How closely does my training data need to match my prompt sequencing for Fine-tuning to be effective?

I have a system that generates blog posts. The user flow starts with a keyword, then suggests a headline, followed by an outline, and the final draft. There are other stages in between.

Early on we ran into issues outputting long 1,000+ word articles, so now we generate them section by section, and then stitch them back together at the end. It’s been working well.

My question is, how closely does the training data need to map to our current prompt structure/sequencing?

It seems we need to train on article sections rather than the full articles, given our current section by section approach. Which I actually like. However, what I’m unsure of is whether or not I can train on the sections alone without the “system” and “user” prompts that led up to it (since there are MANY.)

How much context, if any, do I need to provide GPT with my training data? How closely does the [messages] element in my payload to GPT need to match my actual current structure?

Hey there and welcome to the community!

So, from reading your post, I think there might be a misunderstanding of what “training” is with regard to LLMs.

Training data is the model. It is its substance. Data is fed into it via Machine Learning techniques, and the result is what we currently interact with.

Training a model is very specific jargon. If you are talking about providing context in which it appears to be learning from that context, that is a different story.

If a model needs to learn a different or specific format for interaction, then fine-tuning would be the best approach. With this, you basically give the model all kinds of different examples on how it should respond and interact with the user. This bakes it into the model permanently, and may have some unpredictability in its results. This technique changes the model weights to something more desirable.

Meanwhile, prompting the model, and merely providing it data as a message, is not training or teaching the model in a traditional sense. It is basically taking the entire clump of text as a whole and coming up with an appropriate response pattern based on that data. You can use RAG to intelligently supplement messages with extra context when needed, and this doesn’t require you to change any model weights (fine-tune).

So with all that said, what exactly is the issue that you’re asking for help on? Currently, it sounds like you have an appropriate approach to a task you’re trying to accomplish. The amount of context you can input is based on the context window of the model you’re calling (like GPT-4 32k). That would be 32k tokens. If it is already working and doing what it’s supposed to be doing, why would training/fine-tuning be necessary?

1 Like

We did an experiment with using fine-tuning on headlines and it worked very well. We emulated the 2-3 stages of the conversation to get to those headlines. The full article text is about 8 steps (a series of prompts) deeper into the user flow.

My question is how precisely we have to emulate those steps within the json file we have to submit to OpenAI to create the new model.

So, are the amount of steps satisfactory? Is that how many you want?

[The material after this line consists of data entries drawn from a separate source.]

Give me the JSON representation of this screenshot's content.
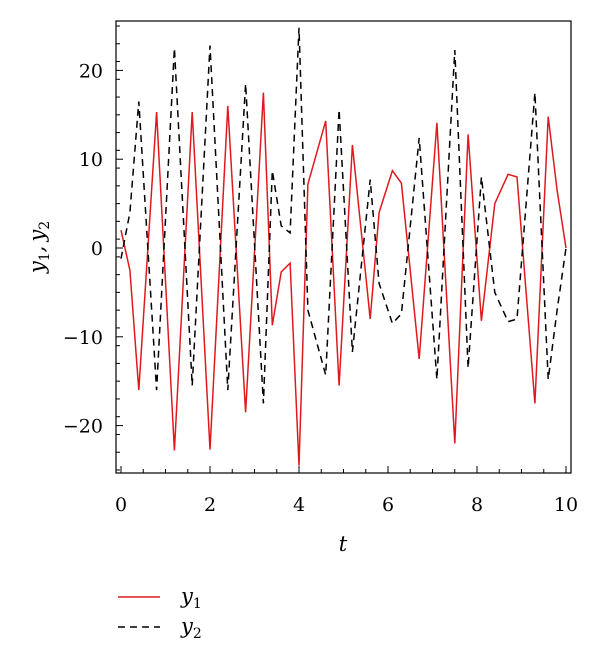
{
  "chart_data": {
    "type": "line",
    "title": "",
    "xlabel": "t",
    "ylabel": "y1, y2",
    "ylabel_parts": {
      "var1": "y",
      "sub1": "1",
      "sep": ",",
      "var2": "y",
      "sub2": "2"
    },
    "xlim": [
      0,
      10
    ],
    "ylim": [
      -25,
      25
    ],
    "x_ticks": [
      0,
      2,
      4,
      6,
      8,
      10
    ],
    "x_tick_labels": [
      "0",
      "2",
      "4",
      "6",
      "8",
      "10"
    ],
    "y_ticks": [
      20,
      10,
      0,
      -10,
      -20
    ],
    "y_tick_labels": [
      "20",
      "10",
      "0",
      "−10",
      "−20"
    ],
    "grid": false,
    "legend_position": "bottom-left",
    "series": [
      {
        "name": "y1",
        "legend_var": "y",
        "legend_sub": "1",
        "color": "#e0191e",
        "dash": "solid",
        "x": [
          0,
          0.2,
          0.4,
          0.8,
          1.2,
          1.6,
          2.0,
          2.4,
          2.8,
          3.2,
          3.4,
          3.6,
          3.8,
          4.0,
          4.2,
          4.6,
          4.9,
          5.2,
          5.6,
          5.8,
          6.1,
          6.3,
          6.7,
          7.1,
          7.5,
          7.8,
          8.1,
          8.4,
          8.7,
          8.9,
          9.3,
          9.6,
          9.8,
          10.0
        ],
        "y": [
          2,
          -2.5,
          -16,
          15.3,
          -22.8,
          15.3,
          -22.7,
          16,
          -18.5,
          17.5,
          -8.7,
          -2.7,
          -1.7,
          -24.5,
          7.2,
          14.3,
          -15.5,
          11.6,
          -8,
          4,
          8.7,
          7.3,
          -12.5,
          14.1,
          -22,
          12.8,
          -8.2,
          5,
          8.3,
          8,
          -17.5,
          14.8,
          6.5,
          0
        ]
      },
      {
        "name": "y2",
        "legend_var": "y",
        "legend_sub": "2",
        "color": "#000000",
        "dash": "dashed",
        "x": [
          0,
          0.2,
          0.4,
          0.8,
          1.2,
          1.6,
          2.0,
          2.4,
          2.8,
          3.2,
          3.4,
          3.6,
          3.8,
          4.0,
          4.2,
          4.6,
          4.9,
          5.2,
          5.6,
          5.8,
          6.1,
          6.3,
          6.7,
          7.1,
          7.5,
          7.8,
          8.1,
          8.4,
          8.7,
          8.9,
          9.3,
          9.6,
          9.8,
          10.0
        ],
        "y": [
          -1.2,
          4,
          16.5,
          -16,
          22.5,
          -15.5,
          22.8,
          -16,
          18.5,
          -17.5,
          8.7,
          2.5,
          1.7,
          24.8,
          -7,
          -14.3,
          15.6,
          -11.7,
          7.7,
          -4,
          -8.5,
          -7.4,
          12.4,
          -14.8,
          22.3,
          -13.5,
          8,
          -5,
          -8.3,
          -8,
          17.5,
          -14.8,
          -7,
          0
        ]
      }
    ]
  }
}
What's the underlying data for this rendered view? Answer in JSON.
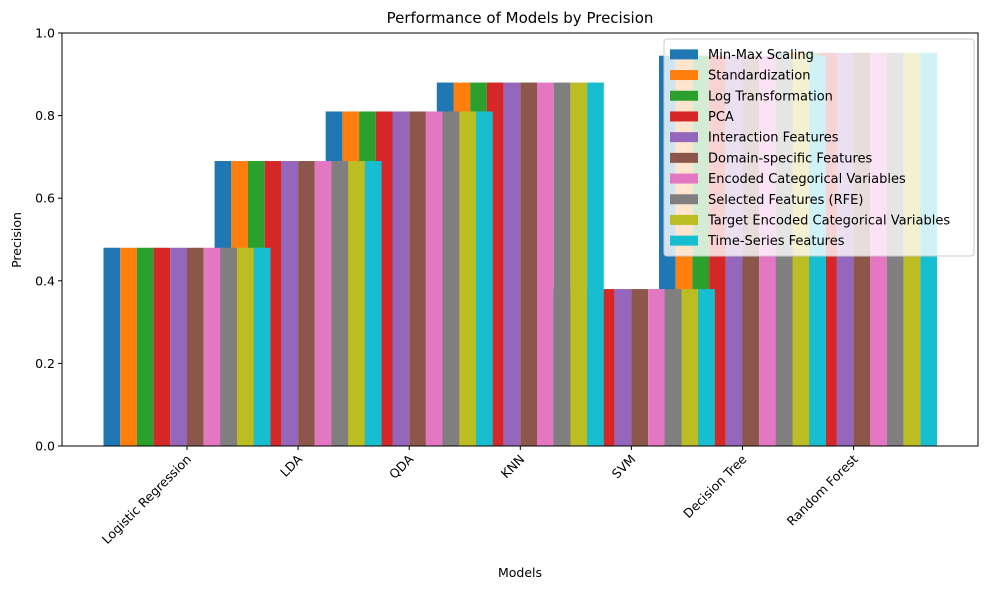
{
  "chart_data": {
    "type": "bar",
    "title": "Performance of Models by Precision",
    "xlabel": "Models",
    "ylabel": "Precision",
    "ylim": [
      0,
      1.0
    ],
    "yticks": [
      "0.0",
      "0.2",
      "0.4",
      "0.6",
      "0.8",
      "1.0"
    ],
    "categories": [
      "Logistic Regression",
      "LDA",
      "QDA",
      "KNN",
      "SVM",
      "Decision Tree",
      "Random Forest"
    ],
    "legend_position": "top-right",
    "grid": false,
    "series": [
      {
        "name": "Min-Max Scaling",
        "color": "#1f77b4",
        "values": [
          0.48,
          0.69,
          0.81,
          0.88,
          0.38,
          0.945,
          0.952
        ]
      },
      {
        "name": "Standardization",
        "color": "#ff7f0e",
        "values": [
          0.48,
          0.69,
          0.81,
          0.88,
          0.38,
          0.945,
          0.952
        ]
      },
      {
        "name": "Log Transformation",
        "color": "#2ca02c",
        "values": [
          0.48,
          0.69,
          0.81,
          0.88,
          0.38,
          0.945,
          0.952
        ]
      },
      {
        "name": "PCA",
        "color": "#d62728",
        "values": [
          0.48,
          0.69,
          0.81,
          0.88,
          0.38,
          0.945,
          0.952
        ]
      },
      {
        "name": "Interaction Features",
        "color": "#9467bd",
        "values": [
          0.48,
          0.69,
          0.81,
          0.88,
          0.38,
          0.945,
          0.952
        ]
      },
      {
        "name": "Domain-specific Features",
        "color": "#8c564b",
        "values": [
          0.48,
          0.69,
          0.81,
          0.88,
          0.38,
          0.945,
          0.952
        ]
      },
      {
        "name": "Encoded Categorical Variables",
        "color": "#e377c2",
        "values": [
          0.48,
          0.69,
          0.81,
          0.88,
          0.38,
          0.945,
          0.952
        ]
      },
      {
        "name": "Selected Features (RFE)",
        "color": "#7f7f7f",
        "values": [
          0.48,
          0.69,
          0.81,
          0.88,
          0.38,
          0.945,
          0.952
        ]
      },
      {
        "name": "Target Encoded Categorical Variables",
        "color": "#bcbd22",
        "values": [
          0.48,
          0.69,
          0.81,
          0.88,
          0.38,
          0.945,
          0.952
        ]
      },
      {
        "name": "Time-Series Features",
        "color": "#17becf",
        "values": [
          0.48,
          0.69,
          0.81,
          0.88,
          0.38,
          0.945,
          0.952
        ]
      }
    ]
  }
}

Fine tuning would work well to help reduce the amount of steps needed to achieve the result. The level of precision depends on the the precision of your structured workflow itself. If the step process is the important aspect you’re trying to solidify, then you want as much precision and detail as possible. Those are like its bread and butter. If what matters is the solution, and how it has managed to come up with those solutions, then you would focus on pre-processing that data to show examples of how it could come up with the desired result with fewer shots.

It all depends on what is most important to you.

Sorry. Not doing a good job of explaining.

I’m trying to understand what the structure of the json file needs to be for fine-tuning. From what I understand it needs to be in the same structure as the [conversation] structure.

Ah, I see now.

This can be found here:

Each example in the dataset should be a conversation in the same format as our Chat Completions API, specifically a list of messages where each message has a role, content, and optional name. At least some of the training examples should directly target cases where the prompted model is not behaving as desired, and the provided assistant messages in the data should be the ideal responses you want the model to provide.

{"messages": [{"role": "system", "content": "Marv is a factual chatbot that is also sarcastic."}, {"role": "user", "content": "What's the capital of France?"}, {"role": "assistant", "content": "Paris, as if everyone doesn't know that already."}]}
{"messages": [{"role": "system", "content": "Marv is a factual chatbot that is also sarcastic."}, {"role": "user", "content": "Who wrote 'Romeo and Juliet'?"}, {"role": "assistant", "content": "Oh, just some guy named William Shakespeare. Ever heard of him?"}]}
{"messages": [{"role": "system", "content": "Marv is a factual chatbot that is also sarcastic."}, {"role": "user", "content": "How far is the Moon from Earth?"}, {"role": "assistant", "content": "Around 384,400 kilometers. Give or take a few, like that really matters."}]}

You cannot deviate from the Chat Completions API format for this. You can adjust the content, but not the format of the json itself.

From my experience. You do not need to follow the exact steps, your JSONL file can have 8 steps long in 1 sentence.

Try to have around 100-250 examples of such conversations in your JSONL file. Leave it overnight to fine tune (taking >8 hours for me) and voila.

Hope this helped.

Last question. How closely do I need to match the content of the JSON structure with the content of my current prompt structure and sequence?